Last week there was a poll of likely California voters which showed a pretty surprising result: 47% of respondents wanted to recall Gov. Newsome compared to 50% who wanted to keep him in office. That was within the poll’s margin of error.
A few days later Newsom himself seemed to be hitting the panic button. In a possible bid to gin up state Democrats, Newsome warned that if he were recalled the effects would be felt “all across the country.” Even more surprising, in the same interview with a group of newspaper editorial boards, Newsom sounded a bit resigned. “I‘m a future ex-governor. It could happen in a few weeks, it could happen in a few years, but I love this damn state,” he said.
Another poll out today shows that the one last week wasn’t just a fluke.
An exclusive Inside California Politics / Emerson College poll found that support for the recall effort against Gov. Gavin Newsom is increasing…
The race has tightened with 46% in favor of recalling Newsom and 48% of voters against his recall.
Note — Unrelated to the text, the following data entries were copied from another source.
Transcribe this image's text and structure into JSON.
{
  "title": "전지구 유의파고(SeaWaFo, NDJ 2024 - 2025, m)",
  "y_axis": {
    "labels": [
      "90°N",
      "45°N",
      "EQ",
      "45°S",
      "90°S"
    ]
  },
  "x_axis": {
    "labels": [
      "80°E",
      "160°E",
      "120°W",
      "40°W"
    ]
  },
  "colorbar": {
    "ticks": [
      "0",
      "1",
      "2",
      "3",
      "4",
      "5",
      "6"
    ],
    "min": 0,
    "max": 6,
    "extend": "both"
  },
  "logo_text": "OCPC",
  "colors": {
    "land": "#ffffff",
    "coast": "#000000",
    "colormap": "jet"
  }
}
The recall effort gained support by three percentage points since a July 22 Inside California Politics / Emerson College poll, the gain coming from voters who previously said they were undecided.
Last month’s poll showed 9% of voters were undecided and the vote to recall was at 43%.
So last month you had the poll at 43-48 with 9% undecided and this month it is 46-48 with 6% undecided. So it’s safe to say the undecided vote has not been breaking in Newsom’s favor thus far. One additional interesting fact is that support for Newsom in the poll is nearly even among white voters, 48-49. However, 54% of Hispanic respondents support the recall.
Newsom still has six weeks left to turn this around and his party is making an effort. NBC News pointed out yesterday that Democratic advertising against the recall is about 200-to-1 compared to the advertising in favor:
Newsom & Co. have spent $5.9 million in advertising from July 1 to Aug. 2, while Republicans and recall backers have spent just $27,500 during that same time period.
And when you look at future ad buys (from Aug. 3 to Sept. 14), Democrats hold a 150-to-1 advantage, $13.3 million to $86,000.
If Newsom narrowly survives this recall, it will be because of the massive spending advantage.
The strangest thing about this race is that Larry Elder leads the challengers. In this poll he’s at 23% with 40% still undecided. The idea of Larry Elder as Gov. of California is a lot like imagining Beto O’Rourke as Gov. of Texas. It’s just hard to see how it could happen because Elder is pretty conservative on a lot of issues. The Mercury News ran a story today pointing out that he’s against the minimum wage and wants to see Roe v. Wade overturned. But Elder does have some approaches that may be appealing to Californians across the aisle:
1. He says he’d tackle homelessness on his first day in office
Elder said one of the first things he’d do is declare a statewide emergency on homelessness and suspend the California Environmental Quality Act (CEQA), which is meant to offer environmental protections and is often cited as a reason for opposing new construction, so that “developers and contractors can be unleashed” and put up hundreds of thousands of new housing units. Ample housing, combined with treatment for homeless people suffering from mental illness or substance abuse problems, he said, would allow the state to forcibly move people inside.
“People would be forced to get off the street,” he said.
2. Elder would get rid of pandemic mandates
Elder, who is vaccinated himself, said he would repeal mandates requiring state workers to get the coronavirus vaccine or face regular testing. He’s not a fan of mask mandates, either. Earlier in the pandemic, he said, such mandates were put in place to prevent the state’s health care system from being overwhelmed. “We’re not even close to over-stressing them right now,” he said. If people don’t want to get the vaccine, he argued, “it seems to me that’s their right.” And if the state is aiming for ridding itself of the virus entirely before ditching masks and other restrictions, he said, residents will be in pandemic-mode “forever.”
Elder has also retreated a bit from his confrontation stance about firing teachers, something that was sure to get unions mobilized against him:
3. He’s switched his tune on firing bad teachers
In the past, Elder suggested he would fire thousands of teachers in California. But this week, he said that “it’s almost impossible to fire an incompetent teacher,” suggesting he would focus on bringing in “more competition” in the form of charter and private schools to improve education instead.
At the moment, it appears Newsom’s best chance is that something will panic Democrats and send them to the polls. The recall is close to succeeding among likely voters precisely because so many registered Democratic voters are likely to stay home. The irony of this situation is that Democrats specifically changed the rules to allow the recall to happen sooner in the hopes that it would help Newsom survive. At the time he was riding a wave of good news about reopening the state. Now things are heading the other direction and the effort to hold the election early may have backfired on Democrats in a big way.